Ce virage vers les technologies avancées reflète une tendance plus large dans l’industrie européenne de la défense, où les entreprises cherchent des applications à double usage pour la recherche et développement militaires, brouillant les frontières entre la défense, l’aérospatiale et les secteurs des technologies émergentes. Rheinmetall, dont la valorisation boursière s’est envolée depuis 2022, semble profiter du moment pour se positionner en tant que groupe de défense et technologie intégré verticalement.
L’urgence des remarques de Papperger intervient à un moment politique délicat. Les gouvernements européens sont sous pression à la fois de Washington et de l’intérieur de l’OTAN pour démontrer une plus grande autonomie en matière de défense, notamment compte tenu des incertitudes entourant la posture à long terme des États-Unis envers l’alliance. Plusieurs dirigeants européens ont appelé ces derniers mois le continent à assumer la responsabilité première de sa propre architecture de sécurité.
L’Allemagne, en tant que plus grande économie d’Europe et membre central de l’OTAN, occupe une place particulière dans ces discussions. Les critiques ont soutenu que, bien que la volonté politique se soit améliorée depuis 2022, les processus bureaucratiques d’approvisionnement et une approche historiquement prudente des dépenses de défense ont ralenti la traduction des engagements en capacité opérationnelle. L’avertissement concernant les stocks de missiles du PDG de Rheinmetall est susceptible d’intensifier la pression sur Berlin pour accélérer à la fois les contrats d’approvisionnement et l’environnement réglementaire entourant la production nationale.
Pour Rheinmetall, l’intervention publique de son PDG remplit un double objectif : mettre en évidence une véritable lacune en matière de sécurité tout en justifiant l’augmentation des contrats gouvernementaux et l’investissement soutenu dans la capacité de production nationale.

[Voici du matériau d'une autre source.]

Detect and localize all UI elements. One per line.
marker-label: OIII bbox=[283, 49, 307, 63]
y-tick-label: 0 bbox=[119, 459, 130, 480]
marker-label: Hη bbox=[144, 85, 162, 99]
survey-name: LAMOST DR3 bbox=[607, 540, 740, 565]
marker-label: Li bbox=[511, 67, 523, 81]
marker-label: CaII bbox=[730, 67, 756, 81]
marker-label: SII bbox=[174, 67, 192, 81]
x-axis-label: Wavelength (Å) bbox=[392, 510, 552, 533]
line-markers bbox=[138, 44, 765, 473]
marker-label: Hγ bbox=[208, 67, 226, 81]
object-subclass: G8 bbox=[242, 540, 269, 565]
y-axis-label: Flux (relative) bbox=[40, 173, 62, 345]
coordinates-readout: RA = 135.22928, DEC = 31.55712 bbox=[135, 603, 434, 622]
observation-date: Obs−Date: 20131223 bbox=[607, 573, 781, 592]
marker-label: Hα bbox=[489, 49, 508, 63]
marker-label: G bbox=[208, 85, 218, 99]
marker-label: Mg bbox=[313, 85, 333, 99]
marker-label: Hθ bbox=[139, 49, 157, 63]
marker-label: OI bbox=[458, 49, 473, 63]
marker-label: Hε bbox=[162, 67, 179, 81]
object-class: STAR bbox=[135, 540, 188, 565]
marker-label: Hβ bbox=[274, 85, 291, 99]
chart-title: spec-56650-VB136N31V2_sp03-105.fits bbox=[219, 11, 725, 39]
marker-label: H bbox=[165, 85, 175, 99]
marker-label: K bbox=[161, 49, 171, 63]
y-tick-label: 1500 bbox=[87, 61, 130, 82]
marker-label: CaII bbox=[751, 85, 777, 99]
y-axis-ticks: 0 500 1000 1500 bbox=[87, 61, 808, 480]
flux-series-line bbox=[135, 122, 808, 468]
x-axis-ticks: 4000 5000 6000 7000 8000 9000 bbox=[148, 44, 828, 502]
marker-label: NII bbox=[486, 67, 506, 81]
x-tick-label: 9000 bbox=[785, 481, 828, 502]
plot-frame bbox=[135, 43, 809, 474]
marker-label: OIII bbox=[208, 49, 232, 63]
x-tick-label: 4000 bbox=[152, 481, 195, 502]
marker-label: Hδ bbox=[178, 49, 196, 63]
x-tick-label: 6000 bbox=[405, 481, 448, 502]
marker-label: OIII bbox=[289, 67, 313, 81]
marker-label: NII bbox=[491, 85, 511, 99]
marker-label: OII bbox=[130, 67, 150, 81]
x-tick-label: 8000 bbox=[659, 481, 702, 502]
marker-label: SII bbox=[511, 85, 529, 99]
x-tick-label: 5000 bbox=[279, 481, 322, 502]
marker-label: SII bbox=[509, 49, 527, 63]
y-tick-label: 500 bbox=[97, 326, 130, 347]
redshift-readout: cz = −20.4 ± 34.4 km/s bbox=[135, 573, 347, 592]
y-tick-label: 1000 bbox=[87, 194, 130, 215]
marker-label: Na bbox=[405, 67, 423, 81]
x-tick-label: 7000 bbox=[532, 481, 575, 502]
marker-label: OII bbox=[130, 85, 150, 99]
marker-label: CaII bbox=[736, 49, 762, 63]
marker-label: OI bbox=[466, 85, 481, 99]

L’entreprise a déjà annoncé des expansions d’usines en Allemagne et dans les pays partenaires ces dernières années, mais les observateurs du secteur notent que les chaînes d’approvisionnement pour les composants critiques restent sous tension. Il reste une question ouverte et urgente pour les planificateurs de la sécurité européenne de savoir si l’élan politique se traduira par une capacité de production suffisante pour résoudre le déficit actuel à temps.